Harry began to tap his cheek, then stopped abruptly as he realized where he’d picked up that gesture. “What if Perenelle is the one who put the Stone in here? Maybe she keyed the Mirror to give the Stone only to the person who put it in originally.”
“Perenelle has lived this long by knowing her limitations,” said Professor Quirrell. “She does not overestimate her own intellect, she is not prideful, if that were so she would have lost the Stone long ago. Perenelle will not try to think of a good Mirror-rule herself, not when Master Flamel can leave the matter in Dumbledore’s wiser hands… but the rule of only returning the Stone to the one who remembers placing it, also works if Dumbledore himself has placed the Stone. It would be a hard rule to bypass, since I cannot simply Confund someone into believing that they put in the Stone… I would have to create a false Stone, and a false Mirror, and arrange the drama…” Professor Quirrell was frowning, now. “But it is still something that Dumbledore would imagine Voldemort being able to arrange, given time. If at all possible, Dumbledore will want to make the key to the Mirror a state of mind he thinks I cannot arrange in a pawn— or a rule that Dumbledore thinks Voldemort can never comprehend, such as a rule involving the acceptance of one’s own death. That is why I considered your previous idea plausible.” Then Harry had an idea.
He was not sure if it was a good idea.
…it wasn’t like Harry had a lot of choice here.
“Arguendo,” Harry said. “We’re not sure what’s necessary to retrieve the Stone.
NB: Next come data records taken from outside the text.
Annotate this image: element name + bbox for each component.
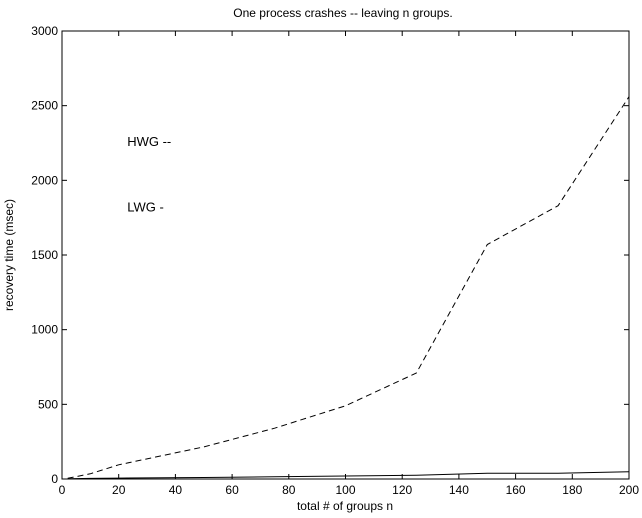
x-tick-label: 20 bbox=[112, 483, 126, 497]
series-layer bbox=[67, 96, 630, 480]
y-axis-ticks: 0 500 1000 1500 2000 2500 3000 bbox=[31, 24, 629, 486]
x-tick-label: 120 bbox=[392, 483, 412, 497]
x-tick-label: 40 bbox=[169, 483, 183, 497]
legend-annotation: HWG -- bbox=[127, 134, 171, 149]
y-tick-label: 2000 bbox=[31, 173, 58, 187]
x-tick-label: 160 bbox=[506, 483, 526, 497]
y-tick-label: 3000 bbox=[31, 24, 58, 38]
x-axis-label: total # of groups n bbox=[297, 499, 393, 513]
series-line-lwg bbox=[67, 471, 630, 480]
y-tick-label: 1000 bbox=[31, 323, 58, 337]
y-tick-label: 2500 bbox=[31, 99, 58, 113]
x-tick-label: 180 bbox=[562, 483, 582, 497]
x-axis-ticks: 0 20 40 60 80 100 120 140 160 180 200 bbox=[59, 31, 639, 497]
y-axis-label: recovery time (msec) bbox=[2, 199, 16, 311]
series-line-hwg bbox=[67, 96, 630, 479]
y-tick-label: 0 bbox=[51, 472, 58, 486]
annotation-layer: HWG -- LWG - bbox=[127, 134, 171, 215]
chart-title: One process crashes -- leaving n groups. bbox=[233, 6, 452, 20]
y-tick-label: 500 bbox=[38, 397, 58, 411]
x-tick-label: 0 bbox=[59, 483, 66, 497]
plot-frame bbox=[61, 30, 630, 480]
x-tick-label: 80 bbox=[282, 483, 296, 497]
x-tick-label: 140 bbox=[449, 483, 469, 497]
x-tick-label: 60 bbox=[225, 483, 239, 497]
y-tick-label: 1500 bbox=[31, 248, 58, 262]
legend-annotation: LWG - bbox=[127, 200, 164, 215]
x-tick-label: 100 bbox=[335, 483, 355, 497]
x-tick-label: 200 bbox=[619, 483, 639, 497]
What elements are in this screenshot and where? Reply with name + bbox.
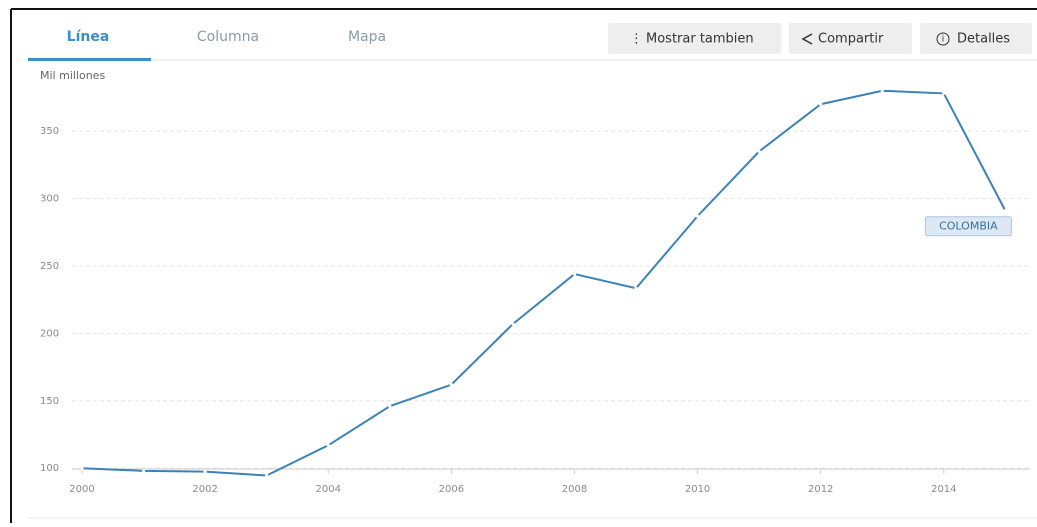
point	[1003, 209, 1007, 213]
series-label-box	[924, 216, 1012, 237]
point	[265, 473, 269, 478]
point	[80, 466, 84, 470]
icon: i	[942, 35, 945, 45]
icon: ⋮	[630, 32, 643, 47]
y-tick-label: 200	[40, 328, 59, 339]
x-tick-label: 2014	[931, 484, 956, 495]
point	[634, 286, 638, 290]
x-tick-label: 2004	[316, 484, 341, 495]
y-tick-label: 300	[40, 194, 59, 205]
point	[757, 149, 761, 154]
point	[942, 91, 946, 96]
y-tick-label: 250	[40, 261, 59, 272]
y-tick-label: 350	[40, 126, 59, 137]
button[interactable]	[608, 23, 781, 54]
point	[203, 469, 207, 474]
button[interactable]	[920, 23, 1032, 54]
point	[880, 89, 884, 93]
x-tick-label: 2006	[439, 484, 464, 495]
x-tick-label: 2002	[192, 484, 217, 495]
x-tick-label: 2008	[562, 484, 587, 495]
x-tick-label: 2010	[685, 484, 710, 495]
point	[572, 272, 577, 276]
x-tick-label: 2000	[69, 484, 94, 495]
y-axis-label: Mil millones	[40, 69, 105, 82]
point	[326, 443, 330, 447]
button-label: Mostrar tambien	[646, 32, 754, 47]
tab[interactable]: Mapa	[348, 29, 386, 45]
point	[388, 404, 392, 408]
tab-active[interactable]: Línea	[67, 29, 110, 45]
x-tick-label: 2012	[808, 484, 833, 495]
button[interactable]	[789, 23, 912, 54]
icon	[936, 32, 950, 46]
point	[449, 383, 453, 387]
button-label: Detalles	[957, 32, 1010, 47]
tab-underline	[28, 58, 151, 61]
tab[interactable]: Columna	[197, 29, 259, 45]
series-line	[81, 89, 1007, 477]
y-tick-label: 150	[40, 396, 59, 407]
series-label: COLOMBIA	[939, 220, 998, 233]
point	[511, 322, 515, 326]
point	[695, 214, 700, 218]
point	[819, 102, 823, 106]
button-label: Compartir	[818, 32, 884, 47]
point	[141, 469, 146, 473]
y-tick-label: 100	[40, 463, 59, 474]
icon	[801, 33, 813, 45]
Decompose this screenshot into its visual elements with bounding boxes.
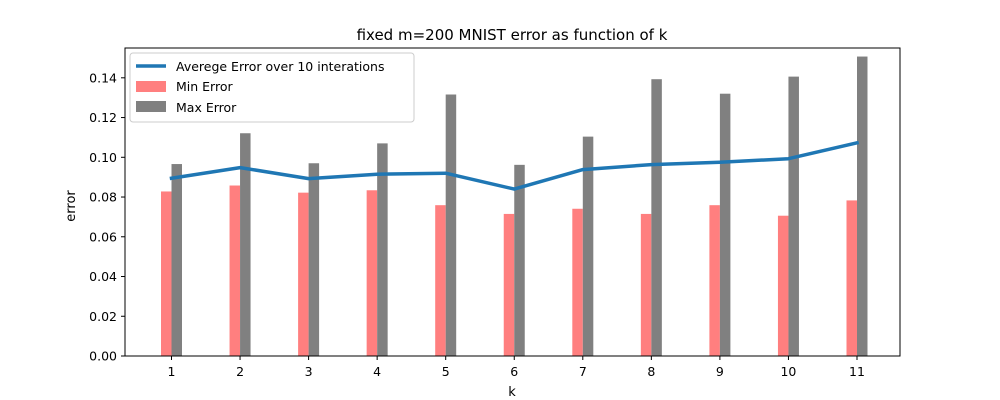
x-tick-label: 4 — [373, 364, 381, 379]
x-axis-label: k — [508, 385, 516, 400]
y-tick-label: 0.08 — [89, 190, 117, 205]
x-tick-label: 8 — [647, 364, 655, 379]
bar-min-k1 — [161, 191, 172, 356]
bar-min-k9 — [709, 205, 720, 356]
x-tick-label: 5 — [442, 364, 450, 379]
y-tick-label: 0.04 — [89, 269, 117, 284]
bar-min-k7 — [572, 208, 583, 356]
legend: Averege Error over 10 interations Min Er… — [129, 52, 415, 123]
y-tick-label: 0.10 — [89, 150, 117, 165]
x-tick-label: 1 — [168, 364, 176, 379]
average-line-group — [169, 140, 860, 191]
bar-min-k3 — [298, 192, 309, 356]
legend-label-min: Min Error — [176, 79, 233, 94]
bar-min-k11 — [846, 200, 857, 356]
bar-max-k7 — [582, 136, 594, 356]
bar-min-k10 — [777, 215, 789, 356]
x-tick-label: 7 — [579, 364, 587, 379]
legend-box — [129, 52, 415, 123]
legend-swatch-min — [136, 81, 166, 92]
x-tick-label: 6 — [510, 364, 518, 379]
y-tick-label: 0.12 — [89, 110, 117, 125]
x-tick-label: 10 — [780, 364, 796, 379]
bar-max-k4 — [377, 143, 388, 356]
bar-max-k6 — [514, 164, 525, 356]
bar-min-k4 — [366, 190, 378, 356]
bar-max-k11 — [857, 56, 868, 356]
bar-max-k3 — [308, 163, 320, 356]
x-tick-label: 9 — [716, 364, 724, 379]
bar-min-k2 — [229, 185, 241, 356]
bar-max-k9 — [719, 93, 731, 357]
bar-max-k2 — [240, 133, 251, 356]
y-tick-label: 0.00 — [89, 349, 117, 364]
legend-label-average: Averege Error over 10 interations — [176, 59, 384, 74]
bar-max-k8 — [651, 79, 662, 356]
x-tick-label: 11 — [849, 364, 865, 379]
bar-min-k6 — [503, 213, 515, 356]
average-error-line — [169, 140, 860, 191]
bars-group — [161, 56, 868, 357]
bar-min-k5 — [435, 205, 446, 356]
legend-label-max: Max Error — [176, 100, 237, 115]
bar-max-k5 — [445, 94, 457, 357]
bar-min-k8 — [640, 213, 652, 356]
ticks-group: 1 2 3 4 5 6 7 8 9 10 11 0.00 0.02 0.04 0.06 0.08 0.10 0.1… — [89, 70, 865, 379]
y-tick-label: 0.02 — [89, 309, 117, 324]
bar-max-k10 — [788, 76, 799, 356]
axes-group — [124, 47, 901, 357]
y-axis-label: error — [64, 190, 79, 222]
plot-frame — [124, 47, 901, 357]
chart-title: fixed m=200 MNIST error as function of k — [357, 26, 668, 44]
x-tick-label: 2 — [236, 364, 244, 379]
x-tick-label: 3 — [305, 364, 313, 379]
y-tick-label: 0.06 — [89, 229, 117, 244]
y-tick-label: 0.14 — [89, 70, 117, 85]
legend-swatch-max — [136, 101, 166, 112]
bar-max-k1 — [171, 164, 182, 356]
But a sufficient condition should involve Albus Dumbledore, or maybe someone else, in a state of mind where they believe that the Dark Lord has been defeated, that the threat is over, and that it is time to take out the Stone and give it back to Nicholas Flamel. We aren’t sure which part of that person’s state of mind, let’s say Dumbledore’s, will be the necessary part that he thinks Lord Voldemort can’t understand or duplicate; but under those conditions Dumbledore’s entire state of mind will be sufficient.”